Jayden hit what looked l
ike a security buzzer, waited a moment then went inside. He remained out of sight for another moment before he opened the door, motioning with his hand to enter. He walked us through a hall, past a steaming kitchen wafting the smell of grilled steak along with spices. Our final destination, a back room where Cayden sat at a table set for three. Cayden’s face, his posture, looked anxious as he skimmed his index finger along the top edge of a glass while biting at a straw. Another poignant moment seemed to quake my memory. Austin would run his finger along the top edge of his glass from time to time.

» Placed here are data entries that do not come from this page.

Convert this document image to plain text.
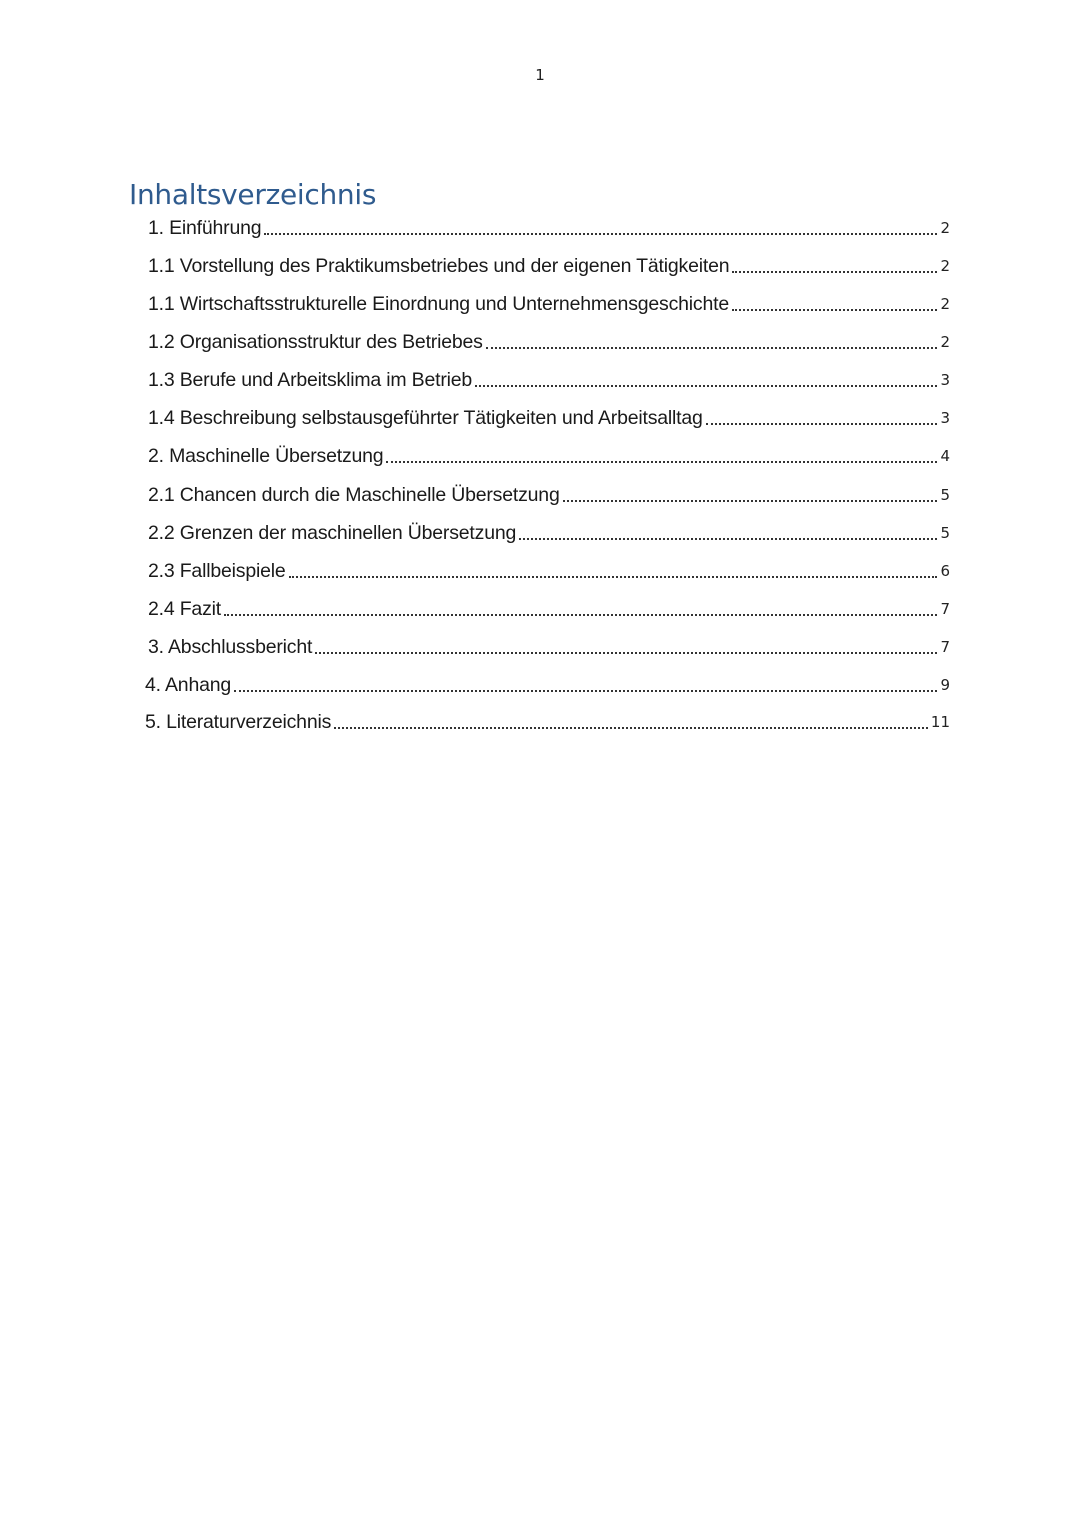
1
Inhaltsverzeichnis
1. Einführung	2
1.1 Vorstellung des Praktikumsbetriebes und der eigenen Tätigkeiten	2
1.1 Wirtschaftsstrukturelle Einordnung und Unternehmensgeschichte	2
1.2 Organisationsstruktur des Betriebes	2
1.3 Berufe und Arbeitsklima im Betrieb	3
1.4 Beschreibung selbstausgeführter Tätigkeiten und Arbeitsalltag	3
2. Maschinelle Übersetzung	4
2.1 Chancen durch die Maschinelle Übersetzung	5
2.2 Grenzen der maschinellen Übersetzung	5
2.3 Fallbeispiele	6
2.4 Fazit	7
3. Abschlussbericht	7
4. Anhang	9
5. Literaturverzeichnis	11
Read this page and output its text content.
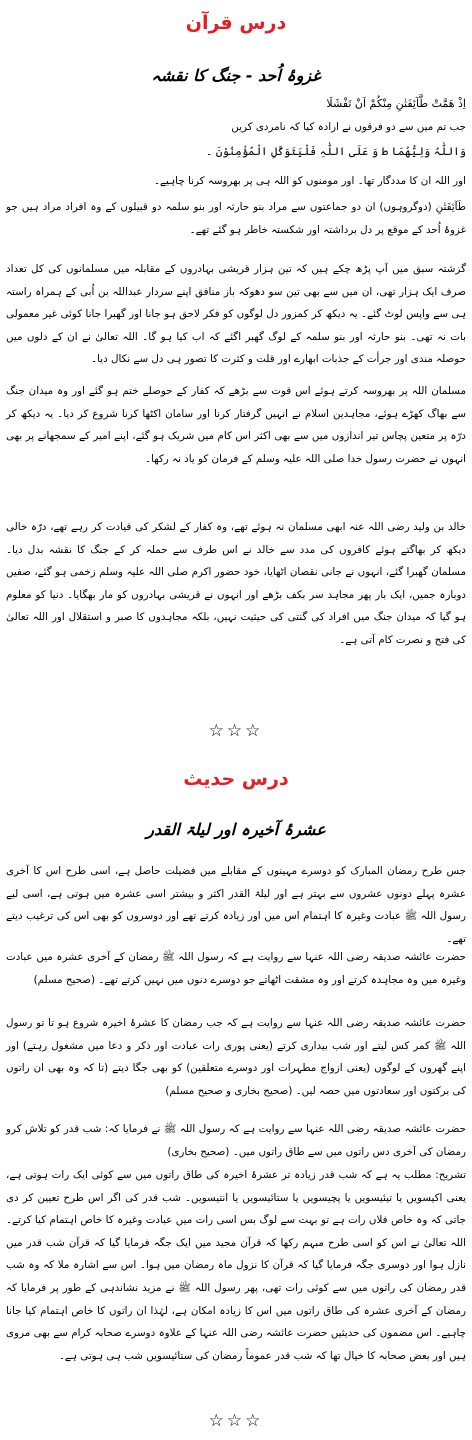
درس قرآن
غزوۂ اُحد - جنگ کا نقشہ
اِذْ ھَمَّتْ طَّآئِفَتٰنِ مِنْکُمْ اَنْ تَفْشَلَا
جب تم میں سے دو فرقوں نے ارادہ کیا کہ نامردی کریں
وَاللّٰہُ وَلِیُّھُمَا ط وَ عَلَی اللّٰہِ فَلْیَتَوَکَّلِ الْمُؤْمِنُوْنَ ۔
اور اللہ ان کا مددگار تھا۔ اور مومنوں کو اللہ ہی پر بھروسہ کرنا چاہیے۔
طَآئِفَتٰنِ (دوگروہوں) ان دو جماعتوں سے مراد بنو حارثہ اور بنو سلمہ دو قبیلوں کے وہ افراد مراد ہیں جو غزوۂ اُحد کے موقع پر دل برداشتہ اور شکستہ خاطر ہو گئے تھے۔
گزشتہ سبق میں آپ پڑھ چکے ہیں کہ تین ہزار قریشی بہادروں کے مقابلہ میں مسلمانوں کی کل تعداد صرف ایک ہزار تھی، ان میں سے بھی تین سو دھوکہ باز منافق اپنے سردار عبداللہ بن اُبی کے ہمراہ راستہ ہی سے واپس لوٹ گئے۔ یہ دیکھ کر کمزور دل لوگوں کو فکر لاحق ہو جانا اور گھبرا جانا کوئی غیر معمولی بات نہ تھی۔ بنو حارثہ اور بنو سلمہ کے لوگ گھبر اگئے کہ اب کیا ہو گا۔ اللہ تعالیٰ نے ان کے دلوں میں حوصلہ مندی اور جرأت کے جذبات ابھارے اور قلت و کثرت کا تصور ہی دل سے نکال دیا۔
مسلمان اللہ پر بھروسہ کرتے ہوئے اس قوت سے بڑھے کہ کفار کے حوصلے ختم ہو گئے اور وہ میدان جنگ سے بھاگ کھڑے ہوئے، مجاہدین اسلام نے انہیں گرفتار کرنا اور سامان اکٹھا کرنا شروع کر دیا۔ یہ دیکھ کر درّہ پر متعین پچاس تیر اندازوں میں سے بھی اکثر اس کام میں شریک ہو گئے، اپنے امیر کے سمجھانے پر بھی انہوں نے حضرت رسول خدا صلی اللہ علیہ وسلم کے فرمان کو یاد نہ رکھا۔
خالد بن ولید رضی اللہ عنہ ابھی مسلمان نہ ہوئے تھے، وہ کفار کے لشکر کی قیادت کر رہے تھے، درّہ خالی دیکھ کر بھاگتے ہوئے کافروں کی مدد سے خالد نے اس طرف سے حملہ کر کے جنگ کا نقشہ بدل دیا۔ مسلمان گھبرا گئے، انہوں نے جانی نقصان اٹھایا، خود حضور اکرم صلی اللہ علیہ وسلم زخمی ہو گئے، صفیں دوبارہ جمیں، ایک بار پھر مجاہد سر بکف بڑھے اور انہوں نے قریشی بہادروں کو مار بھگایا۔ دنیا کو معلوم ہو گیا کہ میدان جنگ میں افراد کی گنتی کی حیثیت نہیں، بلکہ مجاہدوں کا صبر و استقلال اور اللہ تعالیٰ کی فتح و نصرت کام آتی ہے۔
☆☆☆
درس حدیث
عشرۂ آخیرہ اور لیلۃ القدر
جس طرح رمضان المبارک کو دوسرے مہینوں کے مقابلے میں فضیلت حاصل ہے، اسی طرح اس کا آخری عشرہ پہلے دونوں عشروں سے بہتر ہے اور لیلۃ القدر اکثر و بیشتر اسی عشرہ میں ہوتی ہے، اسی لیے رسول اللہ ﷺ عبادت وغیرہ کا اہتمام اس میں اور زیادہ کرتے تھے اور دوسروں کو بھی اس کی ترغیب دیتے تھے۔
حضرت عائشہ صدیقہ رضی اللہ عنہا سے روایت ہے کہ رسول اللہ ﷺ رمضان کے آخری عشرہ میں عبادت وغیرہ میں وہ مجاہدہ کرتے اور وہ مشقت اٹھاتے جو دوسرے دنوں میں نہیں کرتے تھے۔ (صحیح مسلم)
حضرت عائشہ صدیقہ رضی اللہ عنہا سے روایت ہے کہ جب رمضان کا عشرۂ اخیرہ شروع ہو تا تو رسول اللہ ﷺ کمر کس لیتے اور شب بیداری کرتے (یعنی پوری رات عبادت اور ذکر و دعا میں مشغول رہتے) اور اپنے گھروں کے لوگوں (یعنی ازواج مطہرات اور دوسرے متعلقین) کو بھی جگا دیتے (تا کہ وہ بھی ان راتوں کی برکتوں اور سعادتوں میں حصہ لیں۔ (صحیح بخاری و صحیح مسلم)
حضرت عائشہ صدیقہ رضی اللہ عنہا سے روایت ہے کہ رسول اللہ ﷺ نے فرمایا کہ: شب قدر کو تلاش کرو رمضان کی آخری دس راتوں میں سے طاق راتوں میں۔ (صحیح بخاری)
تشریح: مطلب یہ ہے کہ شب قدر زیادہ تر عشرۂ اخیرہ کی طاق راتوں میں سے کوئی ایک رات ہوتی ہے، یعنی اکیسویں یا تیئیسویں یا پچیسویں یا ستائیسویں یا انتیسویں۔ شب قدر کی اگر اس طرح تعیین کر دی جاتی کہ وہ خاص فلاں رات ہے تو بہت سے لوگ بس اسی رات میں عبادت وغیرہ کا خاص اہتمام کیا کرتے۔ اللہ تعالیٰ نے اس کو اسی طرح مبہم رکھا کہ قرآن مجید میں ایک جگہ فرمایا گیا کہ قرآن شب قدر میں نازل ہوا اور دوسری جگہ فرمایا گیا کہ قرآن کا نزول ماہ رمضان میں ہوا۔ اس سے اشارہ ملا کہ وہ شب قدر رمضان کی راتوں میں سے کوئی رات تھی، پھر رسول اللہ ﷺ نے مزید نشاندہی کے طور پر فرمایا کہ رمضان کے آخری عشرہ کی طاق راتوں میں اس کا زیادہ امکان ہے، لہٰذا ان راتوں کا خاص اہتمام کیا جانا چاہیے۔ اس مضمون کی حدیثیں حضرت عائشہ رضی اللہ عنہا کے علاوہ دوسرے صحابہ کرام سے بھی مروی ہیں اور بعض صحابہ کا خیال تھا کہ شب قدر عموماً رمضان کی ستائیسویں شب ہی ہوتی ہے۔
☆☆☆
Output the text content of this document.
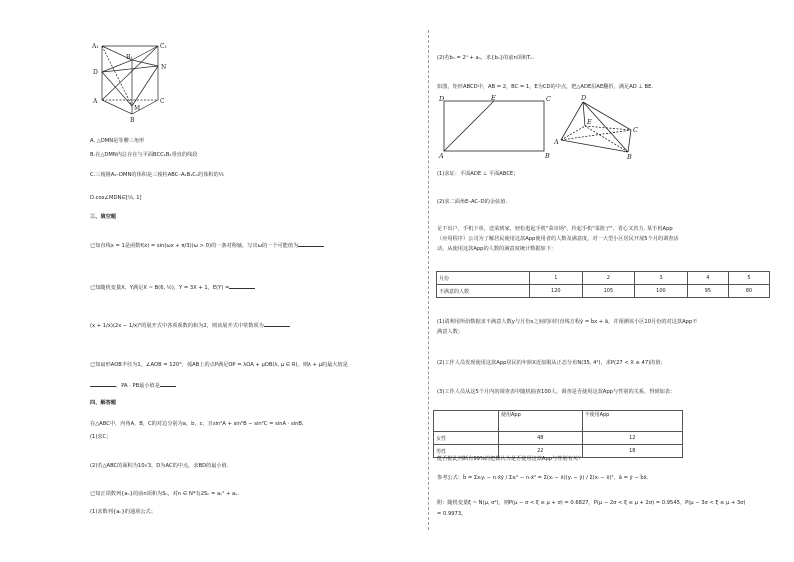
A₁	C₁
B₁
N
D
A	C
M
B
A. △DMN是等腰三角形
B.在△DMN内总存在与平面BCC₁B₁垂直的线段
C.三棱锥A₁–DMN的体积是三棱柱ABC–A₁B₁C₁的体积的⅓
D.cos∠MDN∈[⅓, 1]
三、填空题
已知直线x = 1是函数f(x) = sin(ωx + π/3)(ω > 0)的一条对称轴，写出ω的一个可能值为
已知随机变量X，Y满足X ~ B(6, ½)，Y = 3X + 1，E(Y) =
(x + 1/x)(2x − 1/x)⁵的展开式中各项系数的和为2，则该展开式中常数项为
已知扇形AOB半径为1，∠AOB = 120°，弧AB上的点P满足OP = λOA + μOB(λ, μ ∈ R)，则λ + μ的最大值是
，PA · PB最小值是
四、解答题
在△ABC中，内角A，B，C的对边分别为a，b，c，且sin²A + sin²B − sin²C = sinA · sinB.
(1)求C；
(2)若△ABC的面积为10√3，D为AC的中点，求BD的最小值.
已知正项数列{aₙ}的前n项和为Sₙ，对n ∈ N*有2Sₙ = aₙ² + aₙ.
(1)求数列{aₙ}的通项公式；
(2)若bₙ = 2ⁿ + aₙ，求{bₙ}的前n项和Tₙ.
如图，矩形ABCD中，AB = 2，BC = 1，E为CD的中点，把△ADE沿AE翻折，满足AD ⊥ BE.
D	E	C
A	B
D
E
A
B
C
(1)求证：平面ADE ⊥ 平面ABCE；
(2)求二面角E–AC–D的余弦值.
足不出户，手机下单，送菜到家，轻松逛起手机"菜市场"，拎起手机"菜篮子"，省心又省力. 某手机App
（应用程序）公司为了解居民使用这款App使用者的人数及满意度，对一大型小区居民开展5个月的调查活
动，从使用这款App的人数的满意度统计数据如下：
月份	1	2	3	4	5
不满意的人数	120	105	100	95	80
(1)请利用所给数据求不满意人数y与月份x之间的回归直线方程ŷ = b̂x + â，并预测该小区10月份的对这款App不
满意人数；
(2)工作人员发现使用这款App居民的年龄X近似服从正态分布N(35, 4²)，求P(27 < X ≤ 47)的值；
(3)工作人员从这5个月内的调查表中随机抽查100人，调查是否使用这款App与性别的关系，得到如表：
	使用App	不使用App
女性	48	12
男性	22	18
能否据此判断有99%的把握认为是否使用这款App与性别有关？
参考公式：b̂ = Σxᵢyᵢ − n·x̄ȳ / Σxᵢ² − n·x̄² = Σ(xᵢ − x̄)(yᵢ − ȳ) / Σ(xᵢ − x̄)²，â = ȳ − b̂x̄.
附：随机变量ξ ~ N(μ, σ²)，则P(μ − σ < ξ ≤ μ + σ) = 0.6827，P(μ − 2σ < ξ ≤ μ + 2σ) = 0.9545，P(μ − 3σ < ξ ≤ μ + 3σ)
= 0.9973。
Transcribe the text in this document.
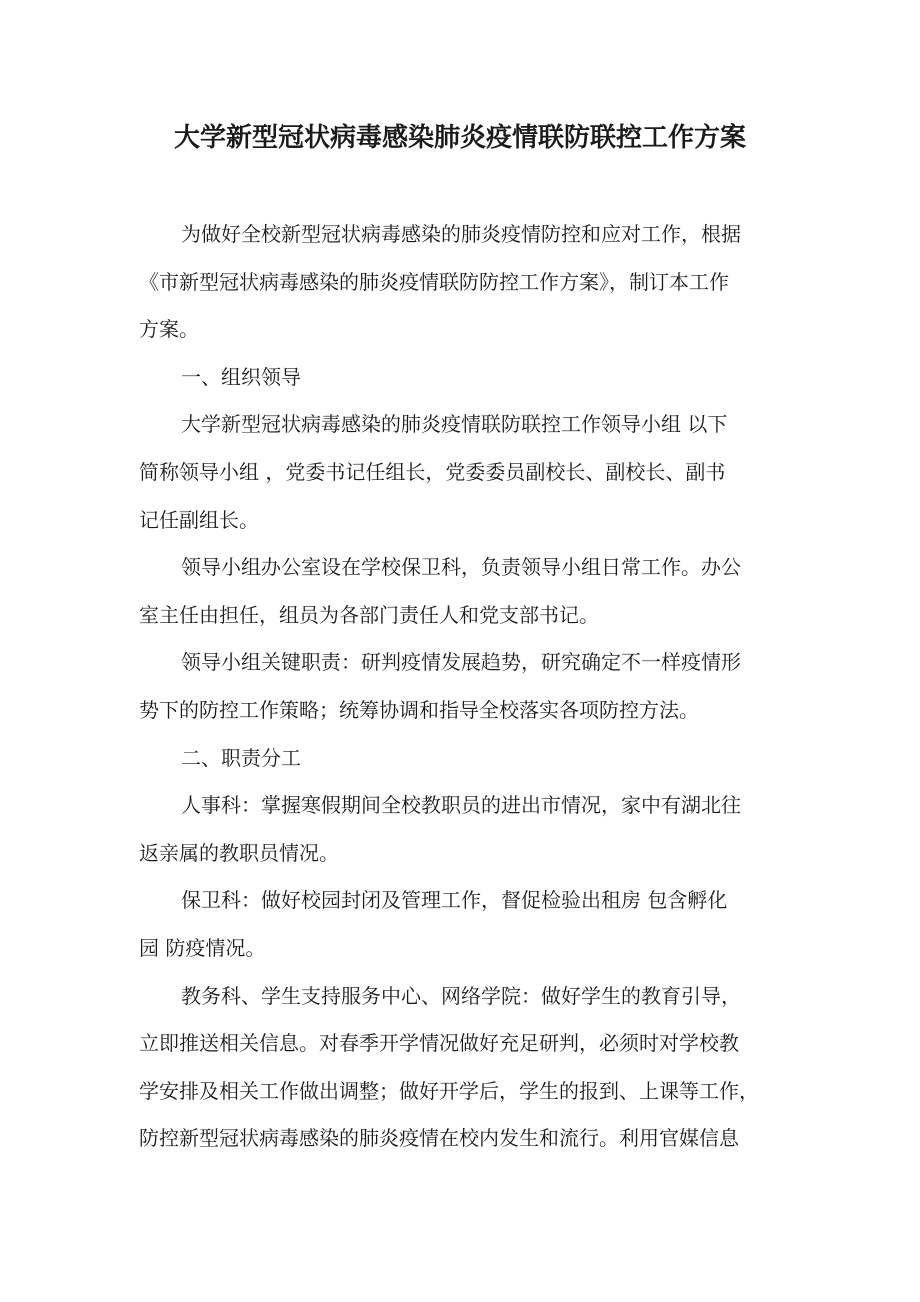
大学新型冠状病毒感染肺炎疫情联防联控工作方案
为做好全校新型冠状病毒感染的肺炎疫情防控和应对工作，根据
《市新型冠状病毒感染的肺炎疫情联防防控工作方案》，制订本工作
方案。
一、组织领导
大学新型冠状病毒感染的肺炎疫情联防联控工作领导小组 以下
简称领导小组 ，党委书记任组长，党委委员副校长、副校长、副书
记任副组长。
领导小组办公室设在学校保卫科，负责领导小组日常工作。办公
室主任由担任，组员为各部门责任人和党支部书记。
领导小组关键职责：研判疫情发展趋势，研究确定不一样疫情形
势下的防控工作策略；统筹协调和指导全校落实各项防控方法。
二、职责分工
人事科：掌握寒假期间全校教职员的进出市情况，家中有湖北往
返亲属的教职员情况。
保卫科：做好校园封闭及管理工作，督促检验出租房 包含孵化
园 防疫情况。
教务科、学生支持服务中心、网络学院：做好学生的教育引导，
立即推送相关信息。对春季开学情况做好充足研判，必须时对学校教
学安排及相关工作做出调整；做好开学后，学生的报到、上课等工作，
防控新型冠状病毒感染的肺炎疫情在校内发生和流行。利用官媒信息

Cayden, dressed in black, stood up from the table. He pulled the straw from his lips and dropped it as he turned. His suit was extraordinary, Versace I realized, only because I was a fan of Versace. I could not help but notice his suit was cut to perfection. It hung faultless on his tall lean body. His black shirt and black tie showed a slight shade lighter than the suit and seemed to set the color of his eyes to midnight indigo.
A smile, tentative, crossed over his face. He gazed at me with piercing eyes. I closed my eyes for a moment unable to look at him, however without thought, I proceeded to walk forward.
“Winter, may I take your coat?” Jayden asked politely.
“Thank you,” I replied. I untied the belt. Stopped
Jayden slipped the coat off of my shoulders and placed it over his right arm. I heard Chandler clear his throat.
“Ahem.”
I turned to look at him.
“Wow, you actually wore it.” All signs of his usual amusement gone. “You look…stunning,” he said, and Chandler was serious.